Conforme a abordagem sistêmica criada pelo alemão Bert Hellinger, base da Constelação Familiar, o início do namoro é leve e apaixonado, mas pode esconder padrões que se repetem de relações anteriores.
Todo casal carrega não só a própria história, mas também traz consigo, lealdades invisíveis de suas famílias de origem e se uma das 3 “Ordens do Amor” forem desrespeitadas, geram desgaste no relacionamento. A primeira é o Pertencimento, a segunda a Hierarquia e a terceira o Equilíbrio.
1. Pertencimento: todo mundo tem lugar
A primeira lei diz que todos que fizeram parte da vida afetiva de alguém precisam ser incluídos. Não podemos apagar uma ex-namorada, mas aceitar que ela teve o seu papel no sistema até o casal atual se formar.
2. Hierarquia: cada um no seu lugar
Sempre temos que entender que Pais vêm antes dos filhos. Quando um parceiro assume papel de pai ou mãe do outro. O que causa um sentimento no que assume papel de ‘filho ou filha’ do namorado ou namorada sempre se sentirá em dívida com o outro.
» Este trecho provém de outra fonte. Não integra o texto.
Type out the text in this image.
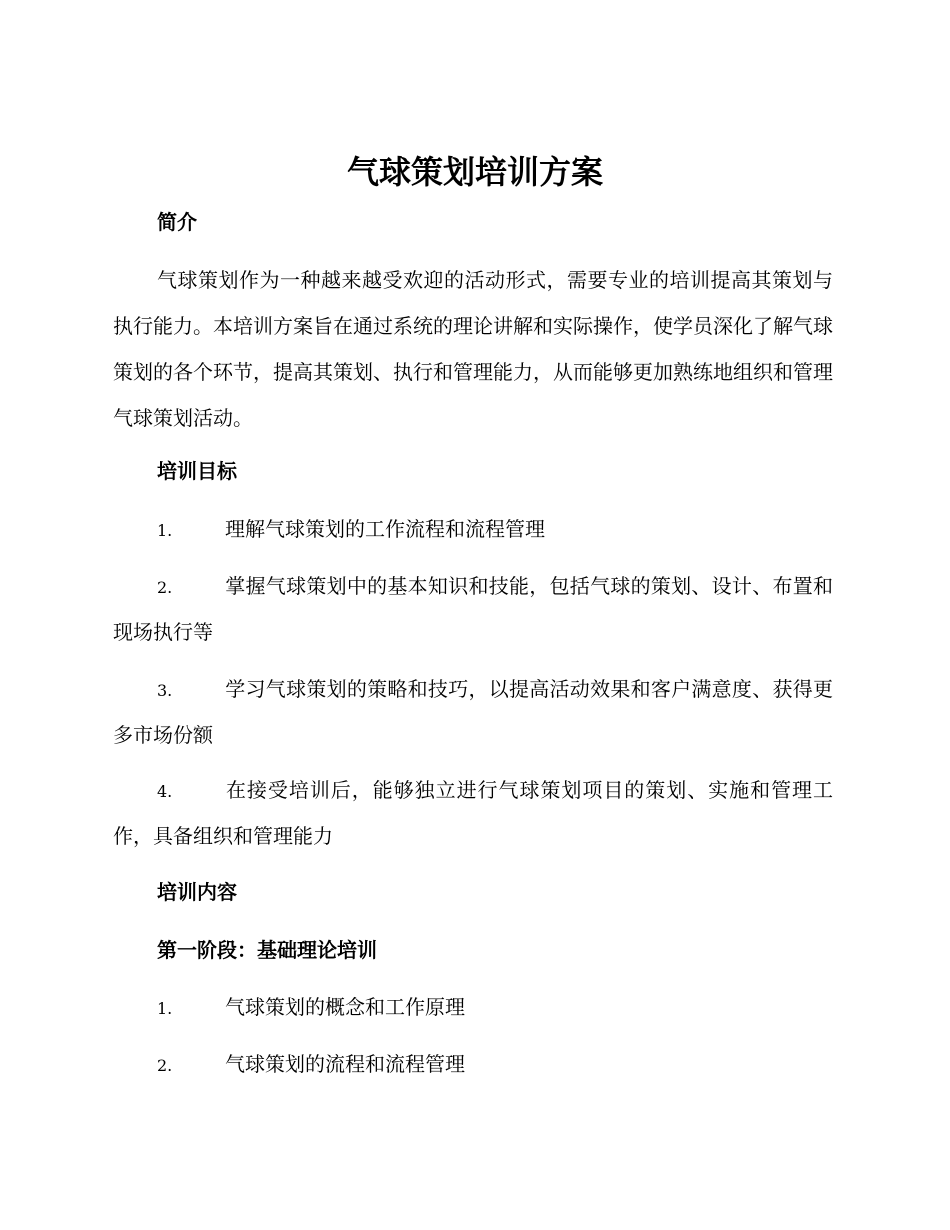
气球策划培训方案
简介

气球策划作为一种越来越受欢迎的活动形式，需要专业的培训提高其策划与执行能力。本培训方案旨在通过系统的理论讲解和实际操作，使学员深化了解气球策划的各个环节，提高其策划、执行和管理能力，从而能够更加熟练地组织和管理气球策划活动。

培训目标

1.	理解气球策划的工作流程和流程管理

2.	掌握气球策划中的基本知识和技能，包括气球的策划、设计、布置和现场执行等

3.	学习气球策划的策略和技巧，以提高活动效果和客户满意度、获得更多市场份额

4.	在接受培训后，能够独立进行气球策划项目的策划、实施和管理工作，具备组织和管理能力

培训内容
第一阶段：基础理论培训

1.	气球策划的概念和工作原理

2.	气球策划的流程和流程管理
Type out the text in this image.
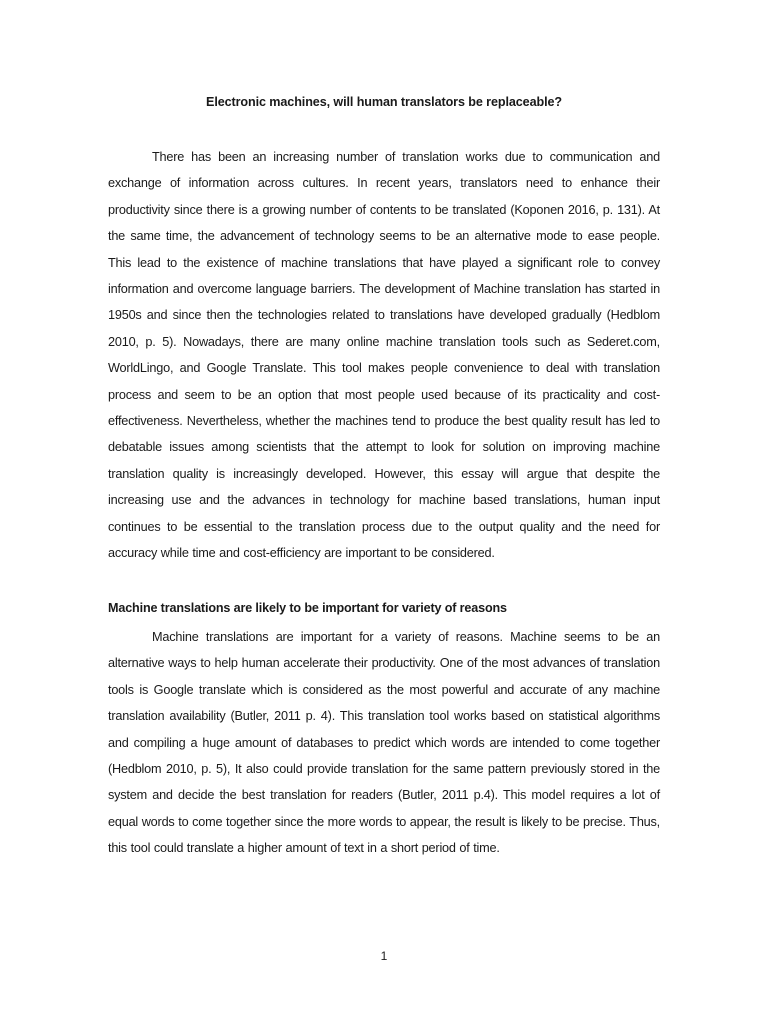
Electronic machines, will human translators be replaceable?

There has been an increasing number of translation works due to communication and exchange of information across cultures. In recent years, translators need to enhance their productivity since there is a growing number of contents to be translated (Koponen 2016, p. 131). At the same time, the advancement of technology seems to be an alternative mode to ease people. This lead to the existence of machine translations that have played a significant role to convey information and overcome language barriers. The development of Machine translation has started in 1950s and since then the technologies related to translations have developed gradually (Hedblom 2010, p. 5). Nowadays, there are many online machine translation tools such as Sederet.com, WorldLingo, and Google Translate. This tool makes people convenience to deal with translation process and seem to be an option that most people used because of its practicality and cost-effectiveness. Nevertheless, whether the machines tend to produce the best quality result has led to debatable issues among scientists that the attempt to look for solution on improving machine translation quality is increasingly developed. However, this essay will argue that despite the increasing use and the advances in technology for machine based translations, human input continues to be essential to the translation process due to the output quality and the need for accuracy while time and cost-efficiency are important to be considered.

Machine translations are likely to be important for variety of reasons

Machine translations are important for a variety of reasons. Machine seems to be an alternative ways to help human accelerate their productivity. One of the most advances of translation tools is Google translate which is considered as the most powerful and accurate of any machine translation availability (Butler, 2011 p. 4). This translation tool works based on statistical algorithms and compiling a huge amount of databases to predict which words are intended to come together (Hedblom 2010, p. 5), It also could provide translation for the same pattern previously stored in the system and decide the best translation for readers (Butler, 2011 p.4). This model requires a lot of equal words to come together since the more words to appear, the result is likely to be precise. Thus, this tool could translate a higher amount of text in a short period of time.

1
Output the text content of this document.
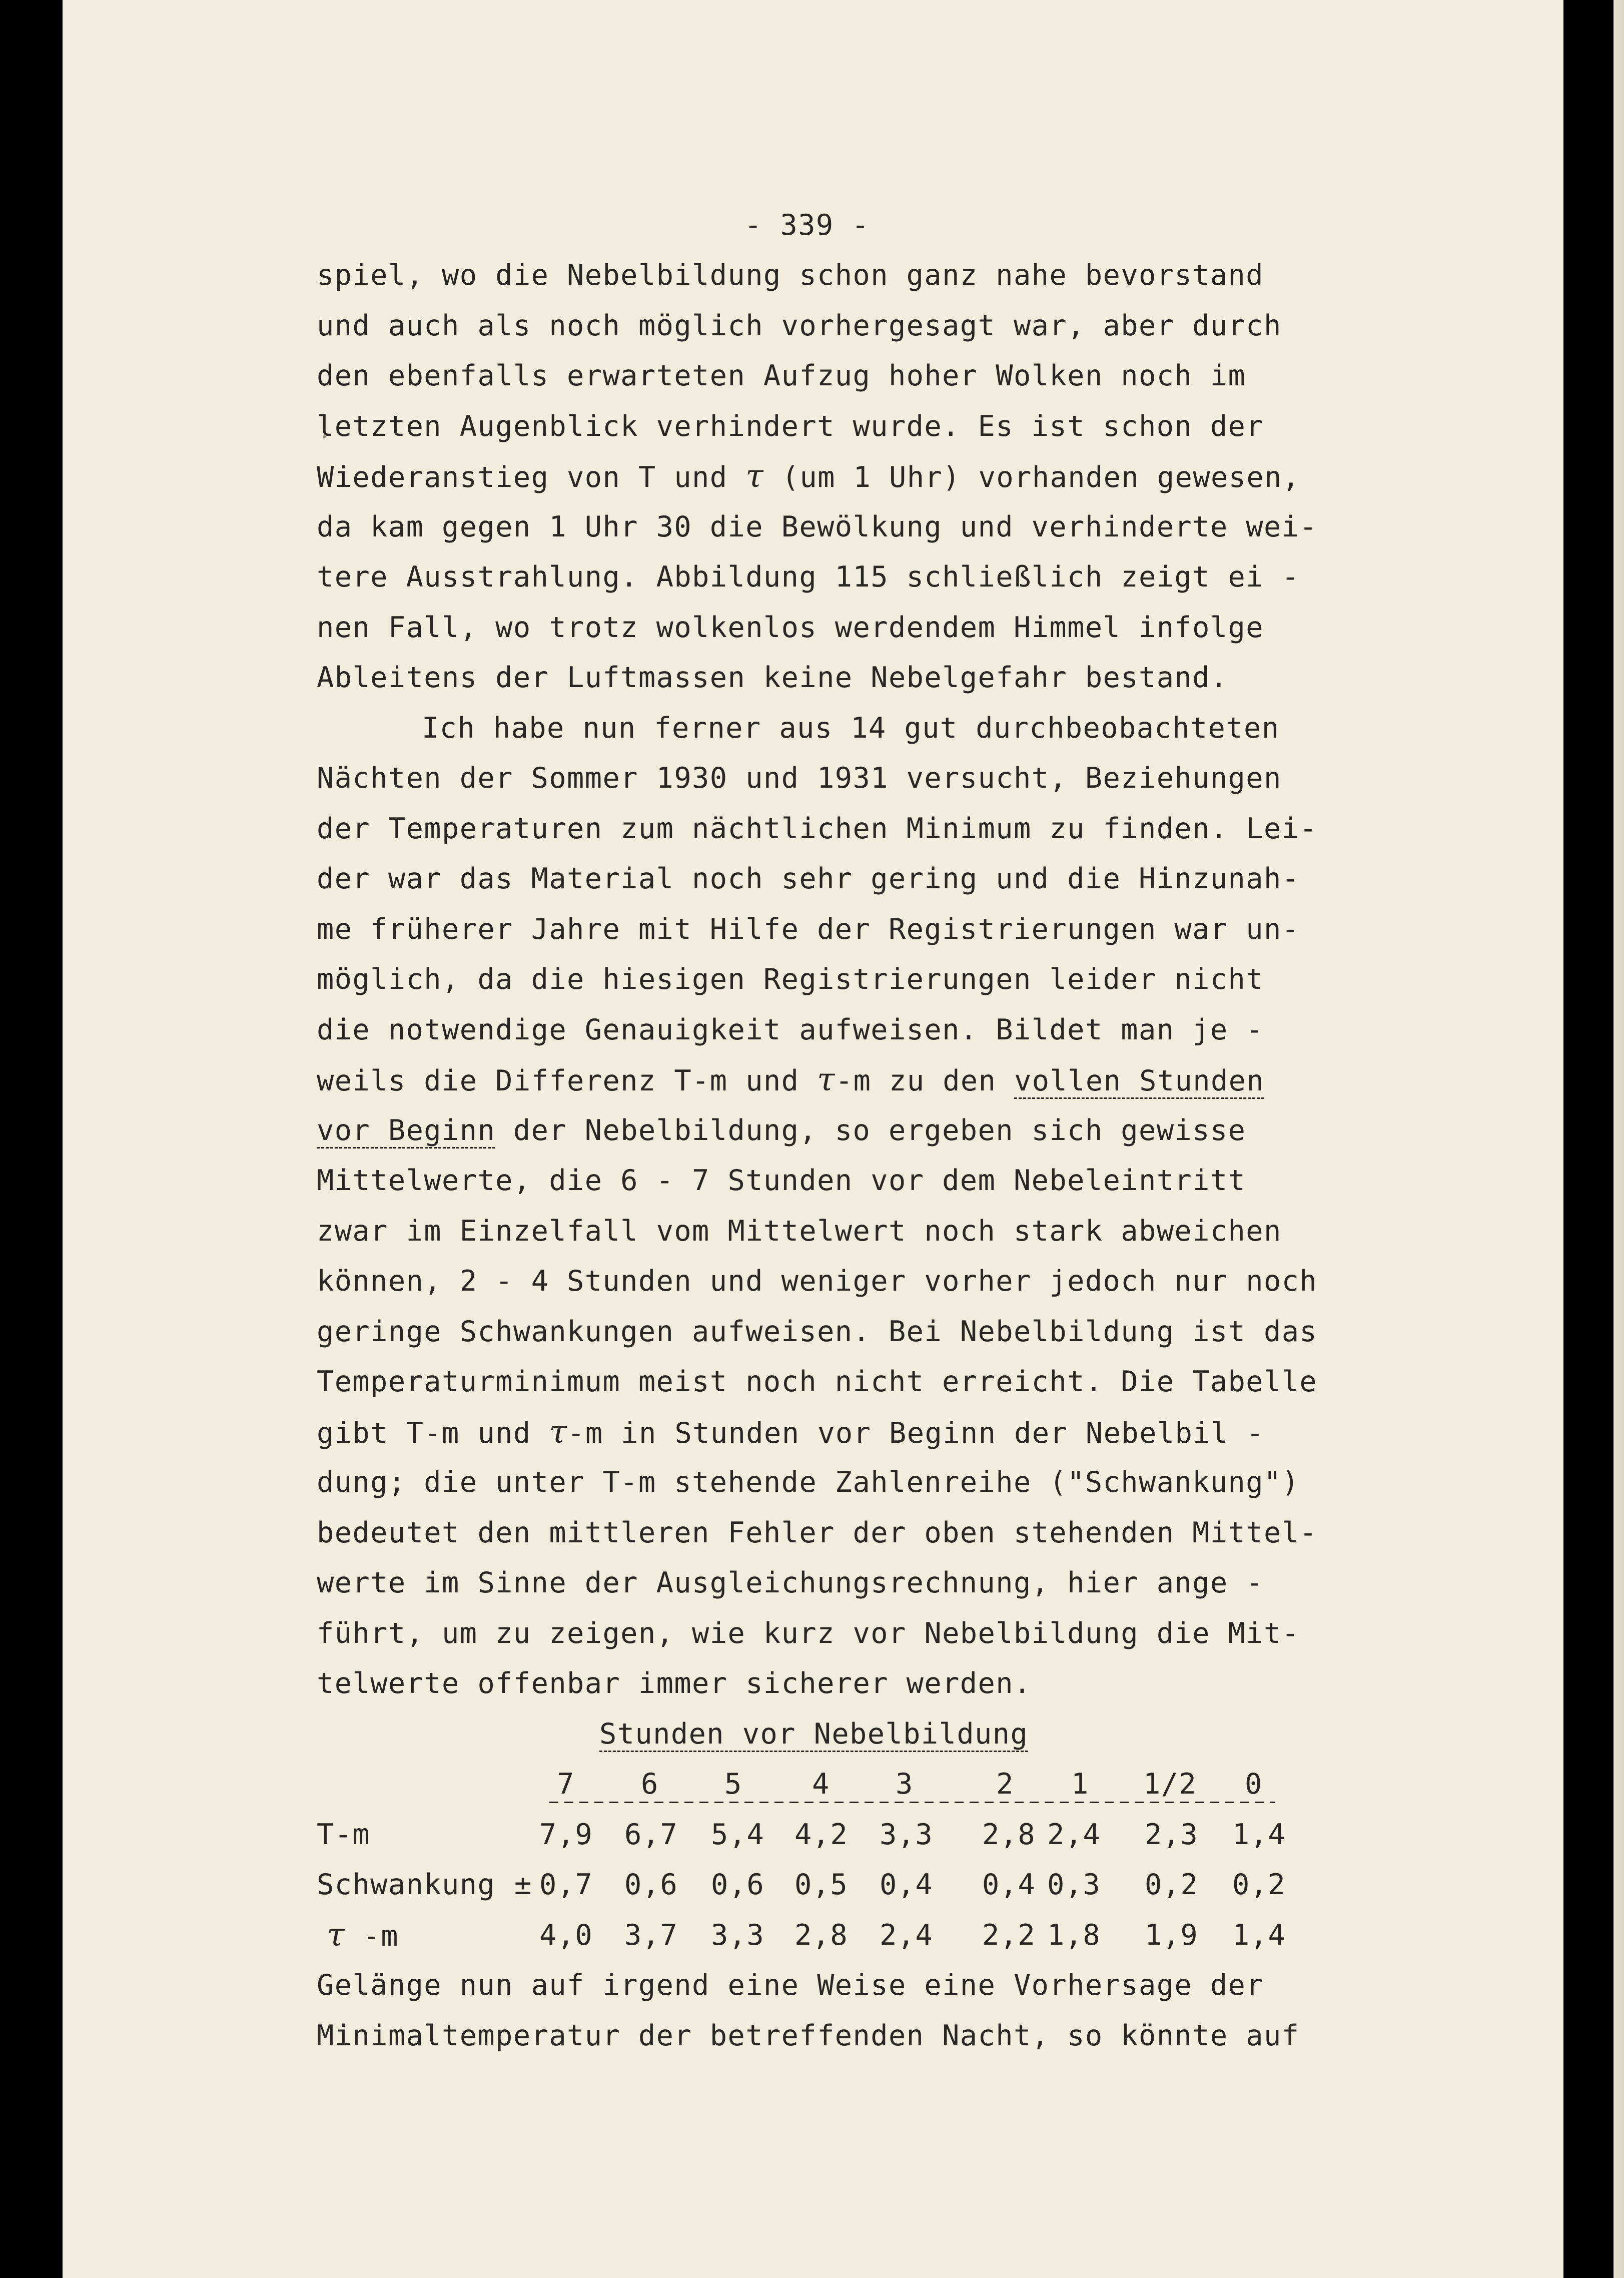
- 339 -
spiel, wo die Nebelbildung schon ganz nahe bevorstand
und auch als noch möglich vorhergesagt war, aber durch
den ebenfalls erwarteten Aufzug hoher Wolken noch im
letzten Augenblick verhindert wurde. Es ist schon der
Wiederanstieg von T und τ (um 1 Uhr) vorhanden gewesen,
da kam gegen 1 Uhr 30 die Bewölkung und verhinderte wei-
tere Ausstrahlung. Abbildung 115 schließlich zeigt ei -
nen Fall, wo trotz wolkenlos werdendem Himmel infolge
Ableitens der Luftmassen keine Nebelgefahr bestand.
Ich habe nun ferner aus 14 gut durchbeobachteten
Nächten der Sommer 1930 und 1931 versucht, Beziehungen
der Temperaturen zum nächtlichen Minimum zu finden. Lei-
der war das Material noch sehr gering und die Hinzunah-
me früherer Jahre mit Hilfe der Registrierungen war un-
möglich, da die hiesigen Registrierungen leider nicht
die notwendige Genauigkeit aufweisen. Bildet man je -
weils die Differenz T-m und τ-m zu den vollen Stunden
vor Beginn der Nebelbildung, so ergeben sich gewisse
Mittelwerte, die 6 - 7 Stunden vor dem Nebeleintritt
zwar im Einzelfall vom Mittelwert noch stark abweichen
können, 2 - 4 Stunden und weniger vorher jedoch nur noch
geringe Schwankungen aufweisen. Bei Nebelbildung ist das
Temperaturminimum meist noch nicht erreicht. Die Tabelle
gibt T-m und τ-m in Stunden vor Beginn der Nebelbil -
dung; die unter T-m stehende Zahlenreihe ("Schwankung")
bedeutet den mittleren Fehler der oben stehenden Mittel-
werte im Sinne der Ausgleichungsrechnung, hier ange -
führt, um zu zeigen, wie kurz vor Nebelbildung die Mit-
telwerte offenbar immer sicherer werden.
Stunden vor Nebelbildung
7 6 5 4 3	2 1 1/2 0
T-m	7,9 6,7 5,4 4,2 3,3 2,8 2,4 2,3 1,4
Schwankung ± 0,7 0,6 0,6 0,5 0,4 0,4 0,3 0,2 0,2
τ -m	4,0 3,7 3,3 2,8 2,4 2,2 1,8 1,9 1,4
Gelänge nun auf irgend eine Weise eine Vorhersage der
Minimaltemperatur der betreffenden Nacht, so könnte auf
Ai começam as brigas por controle e falta de espaço.
3. Equilíbrio: a troca entre iguais
É A lei da reciprocidade. Dar o que recebe. Se somente um dá e se dedica e o outro só recebe, o relacionamento adoece. Um acaba carregando a relação sozinho.
Precisamos ver o outro por inteiro com sua história, sem tentar mudar ou salvar o outro, apenas amar e respeitar. Só assim o namoro vira escolha de futuro.